I also did a couple birthday cakes recently. At the end of April I did a Great Valley cake for my niece who has a thing for dinosaurs. I made a "Butter Beer" cake in a slab form and used some chocolate cake that I had in the freezer in the shape of a cone for the volcano. This cake was really done on the fly but my niece was still really thrilled to get her dinosaur cake.

I also created something for my eldest' spring fundraiser cake walk this year. You had to know that I would jump at the chance to create a cake. This year's entry was "Hungry Man Dinner" which can be found in Hello, Cupcake!. I love the idea of cake disguised as savory food and this was so much fun. With the help of candies and great simple instructions I created these cupcakes that helped win my daughter an extra prize for the spring fair.

The third cake I did recently was for my daughters 5th birthday and we finally pinned her decision on a make-up bag. This one was from 50 Easy Party Cakes by Debbie Brown, my go-to book. I used a simple chocolate devil's food cake recipe and iced it with buttercream rather than covering it with fondant. I didn't really want to make marshmallow fondant for this cake as I need so little so I used fruit chewy candies for anything that needed modeling. It tasted better too.

So what do you think about my latest food creations? Which one is your favorite?

Saturday, July 2, 2011

Steveston Salmon Festival. How the show went...

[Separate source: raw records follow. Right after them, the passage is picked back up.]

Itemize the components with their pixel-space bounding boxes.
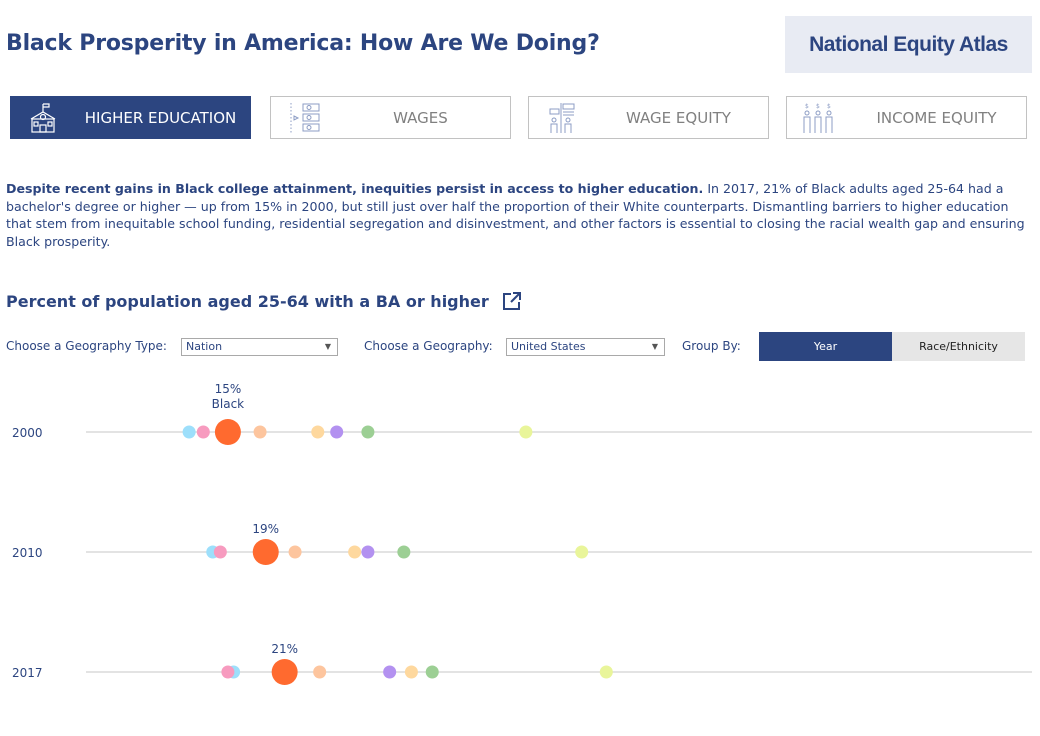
dot-series-light-orange-2000[interactable]: [311, 425, 325, 439]
dot-series-peach-2017[interactable]: [313, 665, 327, 679]
group-by-year-button[interactable]: Year: [759, 332, 892, 361]
dot-series-light-orange-2010[interactable]: [348, 545, 362, 559]
chart-title: Percent of population aged 25-64 with a …: [6, 292, 489, 311]
dot-black-2010[interactable]: [252, 539, 279, 565]
geography-type-label: Choose a Geography Type:: [6, 339, 167, 353]
dot-series-peach-2000[interactable]: [253, 425, 267, 439]
data-label-2017: 21%: [271, 642, 298, 656]
dot-series-purple-2010[interactable]: [361, 545, 375, 559]
external-link-icon[interactable]: [501, 290, 523, 312]
dot-series-purple-2000[interactable]: [330, 425, 344, 439]
svg-text:$: $: [827, 103, 831, 110]
dot-series-pink-2017[interactable]: [221, 665, 235, 679]
tab-label: HIGHER EDUCATION: [84, 108, 237, 127]
geography-value: United States: [511, 340, 586, 353]
dot-series-light-blue-2000[interactable]: [182, 425, 196, 439]
intro-paragraph: Despite recent gains in Black college at…: [6, 180, 1031, 250]
dot-plot-chart: 2000 2010 2017 15%Black 19% 21%: [12, 382, 1032, 685]
dot-black-2017[interactable]: [271, 659, 298, 685]
dot-black-2000[interactable]: [214, 419, 241, 445]
dot-series-light-orange-2017[interactable]: [404, 665, 418, 679]
dot-series-green-2000[interactable]: [361, 425, 375, 439]
tab-wages[interactable]: WAGES: [270, 96, 511, 139]
tab-wage-equity[interactable]: WAGE EQUITY: [528, 96, 769, 139]
chevron-down-icon: ▼: [651, 342, 658, 351]
dot-series-green-2010[interactable]: [397, 545, 411, 559]
dot-series-lime-2017[interactable]: [599, 665, 613, 679]
dot-series-pink-2000[interactable]: [196, 425, 210, 439]
tab-higher-education[interactable]: HIGHER EDUCATION: [10, 96, 251, 139]
dot-series-peach-2010[interactable]: [288, 545, 302, 559]
dot-series-lime-2010[interactable]: [575, 545, 589, 559]
row-label-2017: 2017: [12, 666, 43, 680]
chevron-down-icon: ▼: [324, 342, 331, 351]
group-by-race-ethnicity-button[interactable]: Race/Ethnicity: [892, 332, 1025, 361]
wage-gap-people-icon: [549, 103, 575, 133]
series-label-2000: Black: [212, 397, 245, 411]
dot-series-green-2017[interactable]: [425, 665, 439, 679]
geography-select[interactable]: United States ▼: [506, 338, 665, 356]
tab-label: WAGE EQUITY: [626, 108, 731, 127]
data-label-2010: 19%: [252, 522, 279, 536]
intro-lead: Despite recent gains in Black college at…: [6, 181, 704, 196]
page-title: Black Prosperity in America: How Are We …: [6, 31, 600, 56]
tab-income-equity[interactable]: $ $ $ INCOME EQUITY: [786, 96, 1027, 139]
svg-text:$: $: [805, 103, 809, 110]
geography-type-value: Nation: [186, 340, 223, 353]
dot-series-purple-2017[interactable]: [383, 665, 397, 679]
money-stack-icon: [290, 103, 320, 133]
national-equity-atlas-logo[interactable]: National Equity Atlas: [785, 16, 1032, 73]
logo-text: National Equity Atlas: [809, 32, 1008, 56]
row-label-2000: 2000: [12, 426, 43, 440]
geography-label: Choose a Geography:: [364, 339, 493, 353]
geography-type-select[interactable]: Nation ▼: [181, 338, 338, 356]
tab-label: INCOME EQUITY: [876, 108, 997, 127]
row-label-2010: 2010: [12, 546, 43, 560]
school-icon: [30, 103, 56, 133]
svg-text:$: $: [816, 103, 820, 110]
group-by-label: Group By:: [682, 339, 741, 353]
tab-label: WAGES: [393, 108, 448, 127]
dot-series-lime-2000[interactable]: [519, 425, 533, 439]
data-label-2000: 15%: [215, 382, 242, 396]
income-people-icon: $ $ $: [803, 103, 833, 133]
dot-series-pink-2010[interactable]: [213, 545, 227, 559]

So this was my first Steveston Salmon Festival Art Show. I’ve been to the festival before and knew that the whole community is packed with people to celebrate Canada Day. 70,000 people in fact. That’s some pretty decent amount of local exposure. 
My table was inside the community centre in a room with about five other artists and the local charity pie sale. Treats and coffee in the same room. Perfect. You could tell that I was the newbie to the group because my table was so sparse and everyone else had whole portable walls set up with their work. 
The goal for this show was just to do it and get a little more well known locally for my work. The other goal was to stay positive about the show no matter what the outcome. At least I tried. Did I sell anything? Nope. Did I get some positive comments? Yes. Was my work completely different than the other artists? For sure. Well, I gave it a try and I will reflect on the day more but I don’t think that was the venue for me. There was a craft show going on at the same time that had more traffic and I may have done better there. Those spaces were pricier and a spot was based on a lottery system. A possibility for next year maybe.

I took a few pics with my husband’s iPhone so excuse the poor quality. What do you think of my vinyl table banner that I got from Vistaprint?